Чекисты рассказывают... - Зубов Алексей Николаевич. Страница 15

— К сожалению, элементарные правила нашей работы запрещают верить даже вполне проверенным. И их надо время от времени перепроверять. Вот на этом деле мы его и испытаем. Вам надо познакомиться с Сергеевым самому на какой-нибудь нейтральной почве.

— На это требуется время.

— Не страшно. Поспешность всегда приводит к ошибке. Посмотрю на теперешнюю молодежь — какие вы нетерпеливые, а знаете, каково приходилось нам после первой мировой войны! Не могли же мы ликвидировать разведку, как этого требовал мирный договор. Работы навалилось много, надо было готовиться, чтобы встать на ноги. Без достаточных средств, прикрываясь у себя в стране чуть ли не фирмой по скупке пушнины, мы осторожно, шаг за шагом, продвигались к своей цели. Отлично понимали, что такими темпами не скоро добьемся результатов, но, если поторопиться, можно провалить всё. — Спохватившись, что отклонился в область воспоминаний и что хозяин дома не слушает его, Шёнгаузен поднялся с места, взялся за шляпу. — Ищите знакомства с Сергеевым.

Не успел Шёнгаузен встать, как слуги бросились открывать калитку.

Фон Шёнгаузен еще до первой мировой войны начал работать в разведке.

Он побывал во многих странах, хорошо владел несколькими европейскими языками. А главное — накопил колоссальный опыт разведывательной работы. Его слабостью были воспоминания. Он очень любил молодым сослуживцам-разведчикам рассказать истории из своей практики. Никогда не скажешь, что этому на вид безобидному старику приходилось убивать людей. С особенным смаком и под большим секретом он делился с подчиненными историей о том, как еще во времена первой мировой войны, будучи в нейтральной стране, он зарезал в купе поезда бельгийского дипкурьера и завладел его сумкой с важными документами. Но об этом он рассказывал только в редкие приливы откровенности. Фон Шёнгаузен предпочитал выставлять себя сторонником гуманных методов работы. Его помощники, пришедшие в разведку из отрядов штурмовиков, старались перенять у него многое, прислушивались к его советам, но считали шефа слишком несовременным. А старый аристократ считал, что эти выходцы из буржуазных семей недостойны общения с ним, но терпел их как явление времени. Точно так же он рассматривал и Геккерта — сына баварского пивовара. Отто Геккерт был почти наполовину моложе своего шефа, но по опыту в заплечных делах почти не уступал ему.

VII

Через несколько дней после того как Сергеев переселился в дом Ходжи Али, он услышал шаги за дверью в соседней квартире. Следовательно, появился сосед или соседка.
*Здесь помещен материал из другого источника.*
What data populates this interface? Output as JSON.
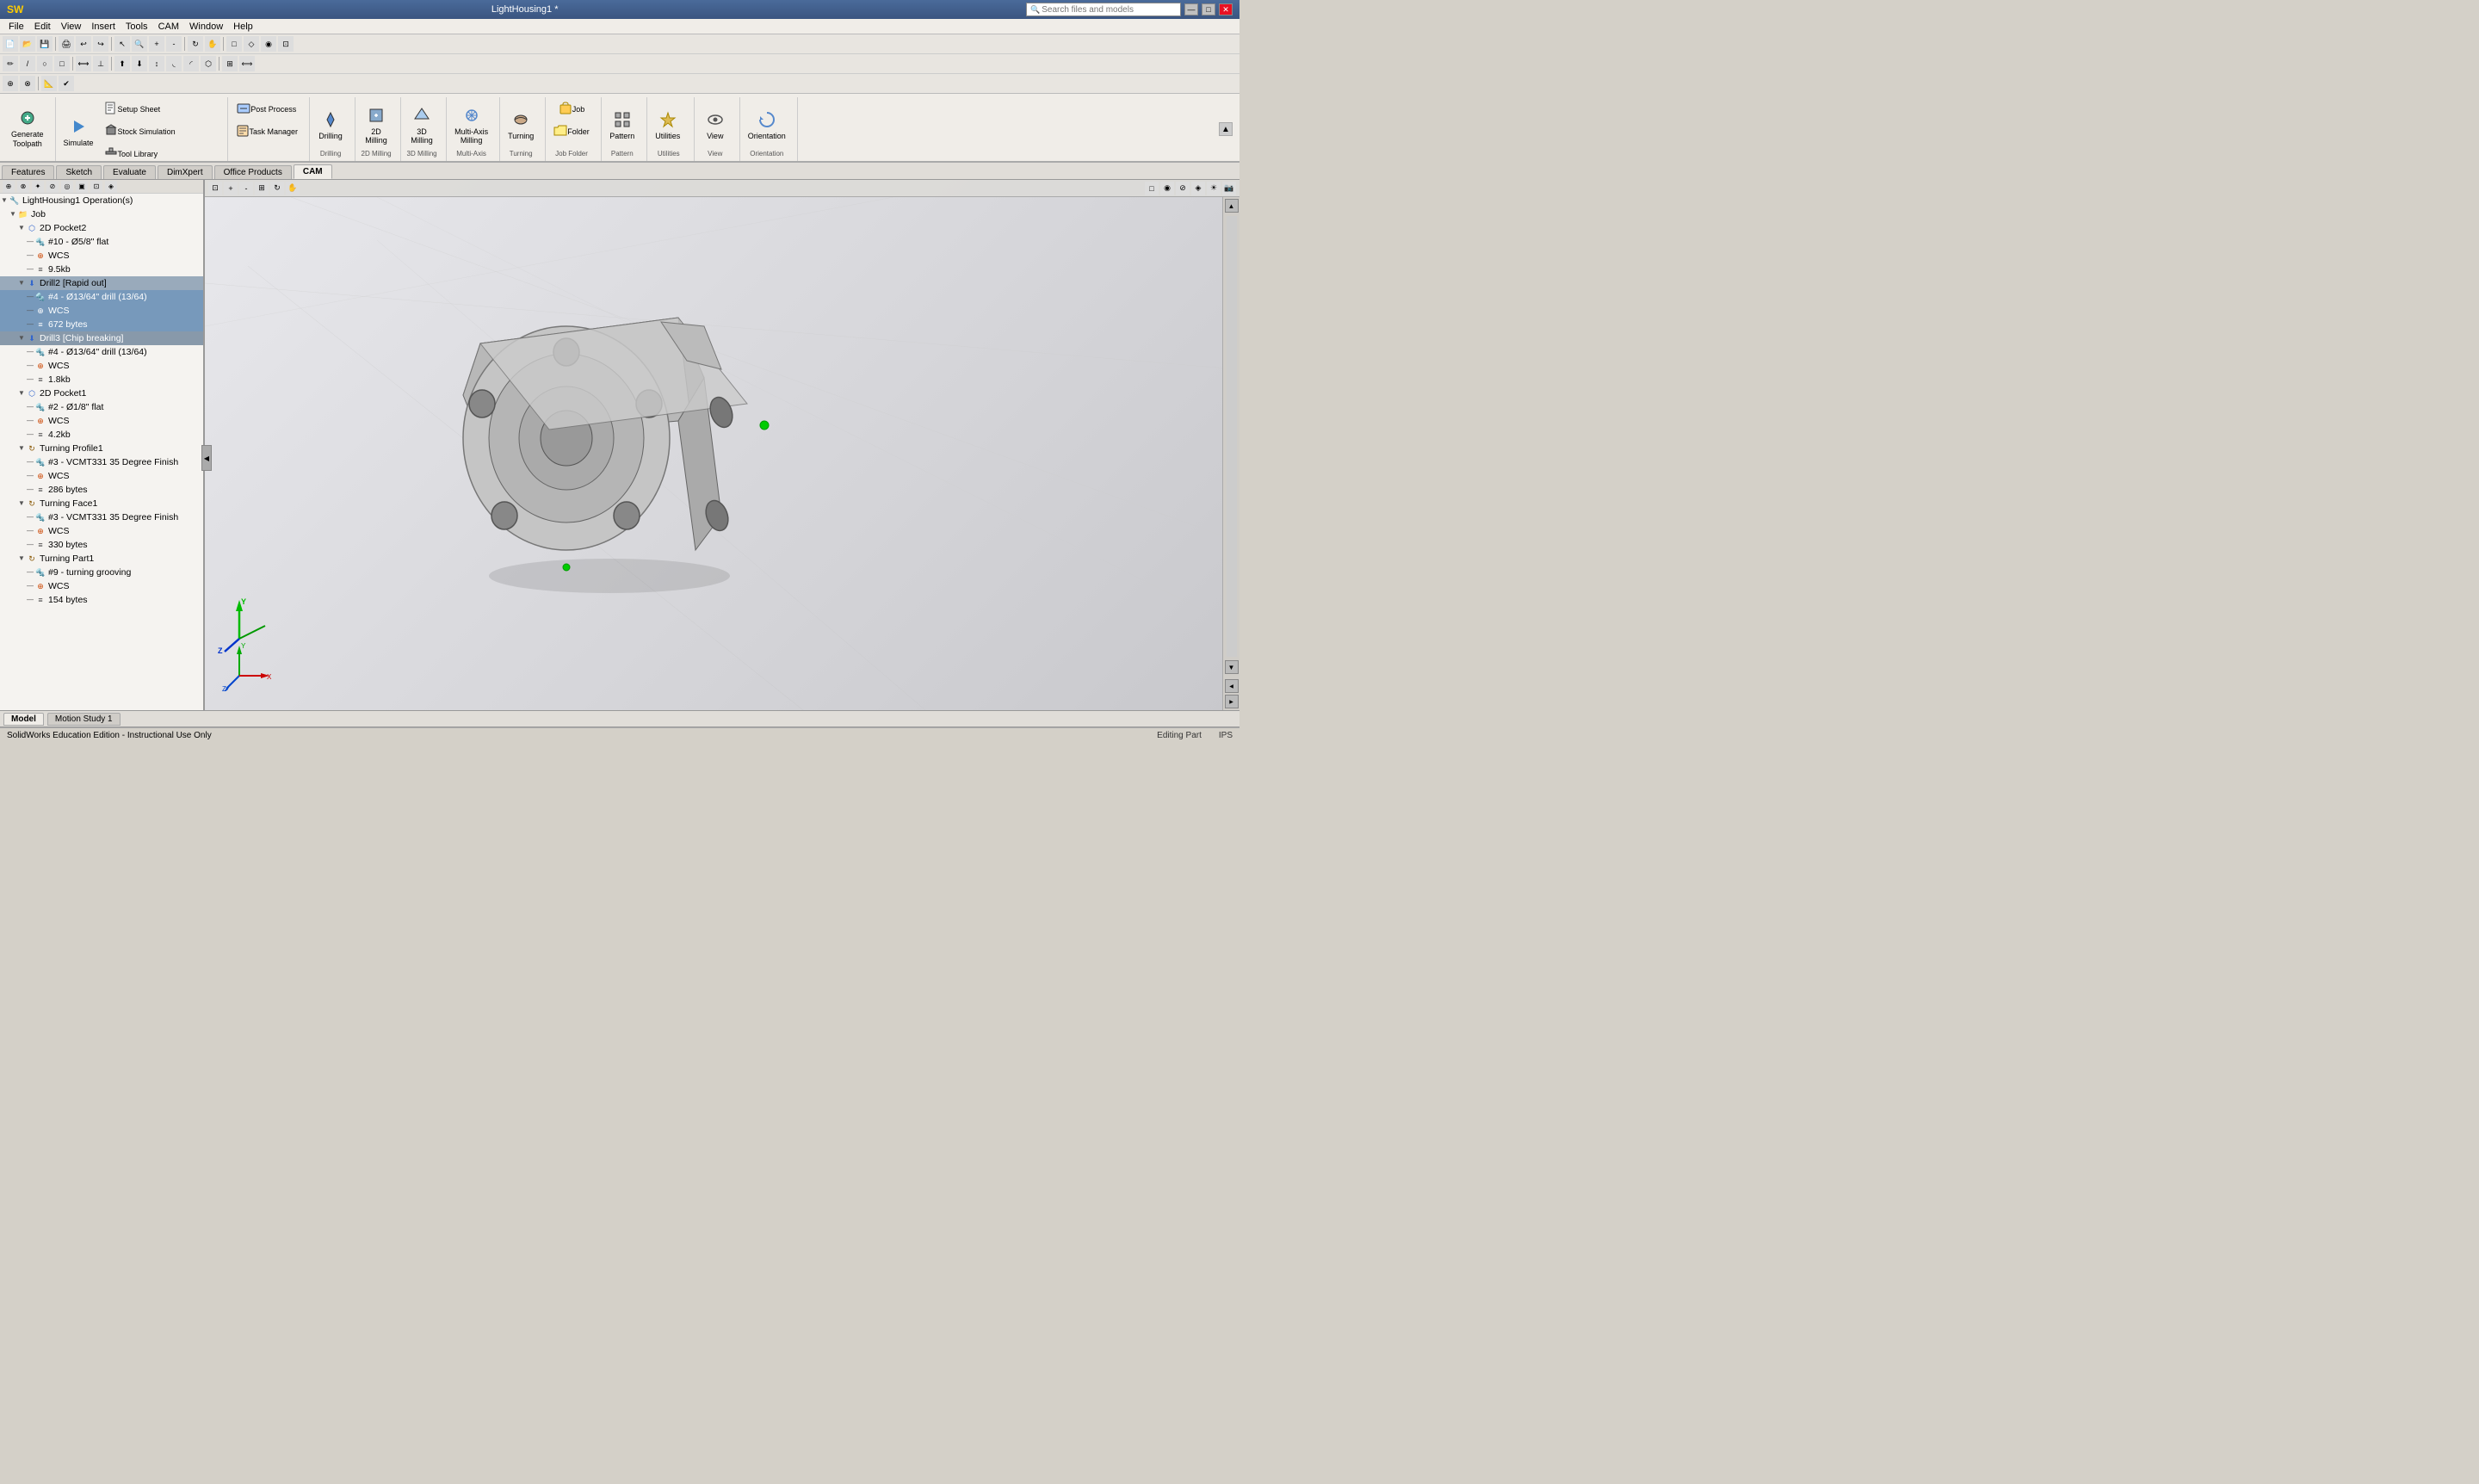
{
  "titlebar": {
    "title": "LightHousing1 *",
    "search_placeholder": "Search files and models",
    "win_minimize": "—",
    "win_restore": "□",
    "win_close": "✕"
  },
  "menubar": {
    "items": [
      "File",
      "Edit",
      "View",
      "Insert",
      "Tools",
      "CAM",
      "Window",
      "Help"
    ]
  },
  "tabs": {
    "items": [
      "Features",
      "Sketch",
      "Evaluate",
      "DimXpert",
      "Office Products",
      "CAM"
    ],
    "active": "CAM"
  },
  "ribbon": {
    "groups": [
      {
        "label": "Generate Toolpath",
        "buttons": [
          {
            "id": "generate",
            "label": "Generate\nToolpath",
            "icon": "gear"
          }
        ]
      },
      {
        "label": "",
        "buttons": [
          {
            "id": "simulate",
            "label": "Simulate",
            "icon": "play"
          },
          {
            "id": "setup-sheet",
            "label": "Setup Sheet",
            "icon": "doc"
          },
          {
            "id": "stock-sim",
            "label": "Stock Simulation",
            "icon": "cube"
          },
          {
            "id": "tool-library",
            "label": "Tool Library",
            "icon": "tools"
          }
        ]
      },
      {
        "label": "",
        "buttons": [
          {
            "id": "post-process",
            "label": "Post Process",
            "icon": "export"
          },
          {
            "id": "task-manager",
            "label": "Task Manager",
            "icon": "tasks"
          }
        ]
      },
      {
        "label": "Drilling",
        "buttons": [
          {
            "id": "drilling",
            "label": "Drilling",
            "icon": "drill"
          }
        ]
      },
      {
        "label": "2D Milling",
        "buttons": [
          {
            "id": "2d-milling",
            "label": "2D\nMilling",
            "icon": "mill2d"
          }
        ]
      },
      {
        "label": "3D Milling",
        "buttons": [
          {
            "id": "3d-milling",
            "label": "3D\nMilling",
            "icon": "mill3d"
          }
        ]
      },
      {
        "label": "Multi-Axis Milling",
        "buttons": [
          {
            "id": "multiaxis",
            "label": "Multi-Axis\nMilling",
            "icon": "multiaxis"
          }
        ]
      },
      {
        "label": "Turning",
        "buttons": [
          {
            "id": "turning",
            "label": "Turning",
            "icon": "turning"
          }
        ]
      },
      {
        "label": "Job Folder",
        "buttons": [
          {
            "id": "job",
            "label": "Job",
            "icon": "job"
          },
          {
            "id": "folder",
            "label": "Folder",
            "icon": "folder"
          }
        ]
      },
      {
        "label": "Pattern",
        "buttons": [
          {
            "id": "pattern",
            "label": "Pattern",
            "icon": "pattern"
          }
        ]
      },
      {
        "label": "Utilities",
        "buttons": [
          {
            "id": "utilities",
            "label": "Utilities",
            "icon": "util"
          }
        ]
      },
      {
        "label": "View",
        "buttons": [
          {
            "id": "view",
            "label": "View",
            "icon": "view"
          }
        ]
      },
      {
        "label": "Orientation",
        "buttons": [
          {
            "id": "orientation",
            "label": "Orientation",
            "icon": "orient"
          }
        ]
      }
    ]
  },
  "tree": {
    "root": "LightHousing1 Operation(s)",
    "items": [
      {
        "id": "job",
        "label": "Job",
        "level": 1,
        "type": "job",
        "expanded": true
      },
      {
        "id": "pocket2",
        "label": "2D Pocket2",
        "level": 2,
        "type": "operation",
        "expanded": true
      },
      {
        "id": "tool-10",
        "label": "#10 - Ø5/8\" flat",
        "level": 3,
        "type": "tool"
      },
      {
        "id": "wcs-1",
        "label": "WCS",
        "level": 3,
        "type": "wcs"
      },
      {
        "id": "size-1",
        "label": "9.5kb",
        "level": 3,
        "type": "size"
      },
      {
        "id": "drill2",
        "label": "Drill2 [Rapid out]",
        "level": 2,
        "type": "operation",
        "expanded": true,
        "highlight": "blue"
      },
      {
        "id": "tool-4a",
        "label": "#4 - Ø13/64\" drill (13/64)",
        "level": 3,
        "type": "tool",
        "highlight": "blue"
      },
      {
        "id": "wcs-2",
        "label": "WCS",
        "level": 3,
        "type": "wcs",
        "highlight": "blue"
      },
      {
        "id": "size-2",
        "label": "672 bytes",
        "level": 3,
        "type": "size",
        "highlight": "blue"
      },
      {
        "id": "drill3",
        "label": "Drill3 [Chip breaking]",
        "level": 2,
        "type": "operation",
        "expanded": true,
        "highlight": "mid"
      },
      {
        "id": "tool-4b",
        "label": "#4 - Ø13/64\" drill (13/64)",
        "level": 3,
        "type": "tool"
      },
      {
        "id": "wcs-3",
        "label": "WCS",
        "level": 3,
        "type": "wcs"
      },
      {
        "id": "size-3",
        "label": "1.8kb",
        "level": 3,
        "type": "size"
      },
      {
        "id": "pocket1",
        "label": "2D Pocket1",
        "level": 2,
        "type": "operation",
        "expanded": true
      },
      {
        "id": "tool-2",
        "label": "#2 - Ø1/8\" flat",
        "level": 3,
        "type": "tool"
      },
      {
        "id": "wcs-4",
        "label": "WCS",
        "level": 3,
        "type": "wcs"
      },
      {
        "id": "size-4",
        "label": "4.2kb",
        "level": 3,
        "type": "size"
      },
      {
        "id": "turning-profile1",
        "label": "Turning Profile1",
        "level": 2,
        "type": "operation",
        "expanded": true
      },
      {
        "id": "tool-3a",
        "label": "#3 - VCMT331 35 Degree Finish",
        "level": 3,
        "type": "tool"
      },
      {
        "id": "wcs-5",
        "label": "WCS",
        "level": 3,
        "type": "wcs"
      },
      {
        "id": "size-5",
        "label": "286 bytes",
        "level": 3,
        "type": "size"
      },
      {
        "id": "turning-face1",
        "label": "Turning Face1",
        "level": 2,
        "type": "operation",
        "expanded": true
      },
      {
        "id": "tool-3b",
        "label": "#3 - VCMT331 35 Degree Finish",
        "level": 3,
        "type": "tool"
      },
      {
        "id": "wcs-6",
        "label": "WCS",
        "level": 3,
        "type": "wcs"
      },
      {
        "id": "size-6",
        "label": "330 bytes",
        "level": 3,
        "type": "size"
      },
      {
        "id": "turning-part1",
        "label": "Turning Part1",
        "level": 2,
        "type": "operation",
        "expanded": true
      },
      {
        "id": "tool-9",
        "label": "#9 - turning grooving",
        "level": 3,
        "type": "tool"
      },
      {
        "id": "wcs-7",
        "label": "WCS",
        "level": 3,
        "type": "wcs"
      },
      {
        "id": "size-7",
        "label": "154 bytes",
        "level": 3,
        "type": "size"
      }
    ]
  },
  "bottom_tabs": {
    "items": [
      "Model",
      "Motion Study 1"
    ],
    "active": "Model"
  },
  "status": {
    "left": "SolidWorks Education Edition - Instructional Use Only",
    "editing": "Editing Part",
    "coord": "IPS"
  },
  "icons": {
    "search": "🔍",
    "gear": "⚙",
    "play": "▶",
    "doc": "📄",
    "cube": "◻",
    "tools": "🔧",
    "export": "↗",
    "tasks": "☰",
    "drill": "⬇",
    "mill": "⬡",
    "job": "📁",
    "folder": "📂",
    "pattern": "⊞",
    "util": "🔨",
    "view": "👁",
    "orient": "↻",
    "expand": "▼",
    "collapse": "▶",
    "arrow_right": "◀"
  }
}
Поздно вечером, когда Сергеев уже готовился ко сну, раздался стук в эту дверь.

— Войдите, — отозвался Сергеев.

Порог перешагнул Геккерт. Театрально размахивая руками, он шагнул в сторону сидящего в кресле Сергеева.

— Отто Геккерт, майор германской разведывательной службы, — представился неожиданный гость.

Сергеев встал с места, не зная что сказать.

— Сидите, герр Сергеев, сидите, нам предстоит длинный разговор.

Сергеев опустился в кресло. Геккерт плюхнулся в соседнее.

— Вы, наверное, удивлены столь бесцеремонным вторжением и откровенностью, с которой я назвал себя. Мне незачем скромничать. Через несколько минут вы все равно поймете, что я нахожусь в Иране не для торговли горшками.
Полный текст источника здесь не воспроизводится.